Every pipeline has a story to tell

“You may think that if you have seen one pipeline, you have seen them all … however, each one is a geopolitical story in its own right.”

On Nov. 2, Wilfrid Laurier University’s department of sociology hosted a public lecture entitled “Afghanistan, Central Asia and Pipeline Politics.”

The event, which was co-sponsored by Laurier’s faculty of arts and the departments of economics, global studies, political science and geography and environmental studies as well as the Centre for International Governance Innovation (CIGI), featured John Foster, an energy economist and expert on the world oil scene.

While addressing the impressive turnout, Foster openly questioned the merits of the allied forces involvement in Afghanistan. Foster went so far as to suggest that petroleum was the sole reason for Western interest and subsequent intervention in the region.

Foster prefaced his talk by drawing attention to a fairly basic question: “Why has Afghanistan become the major focus of Canadian defence, aid and foreign policy?”

Canadian involvement
Canada’s NATO membership implicates the country as a player in Afghanistan. According to Foster, “Canadian forces are in Afghanistan to defend a pipeline route.” While this is debatable, one must not discount the valuable piece of geography that is Afghanistan.

Regardless of political allegiances, John Foster said that “dollars, lives, morality are a high price to pay” for petroleum. Whether or not one believes pipeline politics is the sole reason for the invasion of Afghanistan, Foster did make a reasonable case to believe it to be a contributing factor.

A peculiar fascination
Foster humourously pondered the popularized American and British motivations for involvement in the region. He sarcastically numbered off the plethora of justifications for intervention in the “troubled land.”

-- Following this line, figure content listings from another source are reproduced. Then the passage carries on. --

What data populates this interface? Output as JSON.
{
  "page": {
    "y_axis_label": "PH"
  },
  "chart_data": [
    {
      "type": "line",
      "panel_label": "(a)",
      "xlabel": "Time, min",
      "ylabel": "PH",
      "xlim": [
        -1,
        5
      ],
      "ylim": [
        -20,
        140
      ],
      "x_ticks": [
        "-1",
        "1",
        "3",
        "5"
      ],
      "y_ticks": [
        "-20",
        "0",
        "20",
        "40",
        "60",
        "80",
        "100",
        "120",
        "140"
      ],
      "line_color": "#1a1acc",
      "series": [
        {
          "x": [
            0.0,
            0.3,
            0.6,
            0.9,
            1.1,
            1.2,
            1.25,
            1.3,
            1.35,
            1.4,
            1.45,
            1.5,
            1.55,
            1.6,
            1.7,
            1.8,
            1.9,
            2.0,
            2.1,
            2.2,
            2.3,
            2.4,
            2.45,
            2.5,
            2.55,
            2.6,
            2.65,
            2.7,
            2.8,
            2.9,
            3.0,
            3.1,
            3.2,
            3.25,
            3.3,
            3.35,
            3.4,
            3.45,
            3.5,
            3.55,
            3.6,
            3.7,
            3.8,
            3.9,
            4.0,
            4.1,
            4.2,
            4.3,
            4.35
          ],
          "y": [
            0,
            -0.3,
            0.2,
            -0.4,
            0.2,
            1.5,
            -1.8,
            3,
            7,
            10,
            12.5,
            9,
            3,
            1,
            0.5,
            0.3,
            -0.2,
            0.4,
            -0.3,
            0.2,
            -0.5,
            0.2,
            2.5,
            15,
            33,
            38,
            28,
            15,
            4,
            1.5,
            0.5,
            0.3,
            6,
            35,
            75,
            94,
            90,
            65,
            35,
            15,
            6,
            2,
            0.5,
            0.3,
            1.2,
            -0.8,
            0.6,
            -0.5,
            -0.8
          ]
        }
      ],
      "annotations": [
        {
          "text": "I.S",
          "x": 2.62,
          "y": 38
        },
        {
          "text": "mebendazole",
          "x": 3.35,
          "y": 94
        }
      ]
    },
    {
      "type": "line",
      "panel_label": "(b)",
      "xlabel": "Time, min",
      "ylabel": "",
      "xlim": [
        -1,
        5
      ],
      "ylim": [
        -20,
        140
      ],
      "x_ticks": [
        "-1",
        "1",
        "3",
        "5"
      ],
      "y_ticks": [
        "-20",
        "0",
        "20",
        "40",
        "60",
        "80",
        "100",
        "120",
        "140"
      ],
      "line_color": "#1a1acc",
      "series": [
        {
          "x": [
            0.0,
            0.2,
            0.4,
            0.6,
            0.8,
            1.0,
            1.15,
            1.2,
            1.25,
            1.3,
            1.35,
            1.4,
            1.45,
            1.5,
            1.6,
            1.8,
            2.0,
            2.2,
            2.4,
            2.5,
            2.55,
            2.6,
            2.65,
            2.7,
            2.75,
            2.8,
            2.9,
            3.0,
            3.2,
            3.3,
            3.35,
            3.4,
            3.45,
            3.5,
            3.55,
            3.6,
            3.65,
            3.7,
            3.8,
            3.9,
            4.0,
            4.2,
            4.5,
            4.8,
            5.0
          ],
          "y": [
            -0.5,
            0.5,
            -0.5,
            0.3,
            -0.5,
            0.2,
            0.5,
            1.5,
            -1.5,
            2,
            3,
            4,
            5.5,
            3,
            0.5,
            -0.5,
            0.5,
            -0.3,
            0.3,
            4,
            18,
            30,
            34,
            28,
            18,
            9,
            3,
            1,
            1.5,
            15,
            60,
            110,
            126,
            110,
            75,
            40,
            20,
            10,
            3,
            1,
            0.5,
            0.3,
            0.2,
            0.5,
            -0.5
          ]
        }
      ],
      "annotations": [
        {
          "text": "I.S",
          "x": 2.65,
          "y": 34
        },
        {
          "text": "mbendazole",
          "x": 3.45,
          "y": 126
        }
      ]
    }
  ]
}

For instance, Canadians wrestle with whether Canada went to Afghanistan to “placate the Americans,” or the more socially acceptable reason of “sending girls to school and liberating women.” In the U.S., the “War on Terror” remains the accepted justification for warfare. However, fears surrounding “poppies” and opium production are more popular amongst those defending the military action in the U.K.

Regardless, Foster believes that the war is very straightforward. He believes that Western interest in the region is because “Afghanistan is a strategic piece of real estate.”

Potential energy bridge
Afghanistan is positioned between Central and South Asia; it borders Pakistan to the south, Iran to the west, China to the east and the three “stans” – Turkmenistan, Uzbekistan and Tajikistan – to the north.

Foster explained that the goal of Western intervention in the region is stabilizing the country to enable its potential to function as an oil corridor. If this is the case, the military presence is ensuring the emergence of Afghanistan as an energy bridge between Central and South Asia.
In the contemporary world, it is an obvious equation, because “petroleum equals power.” Foster explains that allied control of Afghanistan is akin to placing an “aircraft carrier in the middle of Asia.”

Effectively, Foster argues, allied troops are on the ground in Afghanistan defending proposed pipeline territory.

The “New Great Game”
Historically, “Great Game” was a 19th century term used to denote hostilities between the British and Russian empires who were jockeying for control of Central Asia. Today, the idea is reborn to explain the drive to control energy resources. Contemporarily, the rivalry for control of export routes in Central Asia and the Caspian Sea region is the newest power game.

The countries bordering the Caspian Sea need pipelines, as they are far from the ocean borders. The necessity of pipelines makes pipeline politics unavoidable in the region. As a result, each pipeline route has a story.

Foster puts the significance of pipeline politics into perspective by drawing a comparison between the modern day pipeline and the importance of “railway building” of the nineteenth century. Just like railroads before them, today’s pipelines “connect trading partners, and influence the regional balance of power.”

Today, Foster emphasizes that “the pipeline is critical.” However, militarizing these pipelines, he warns, harbours the potential for disaster.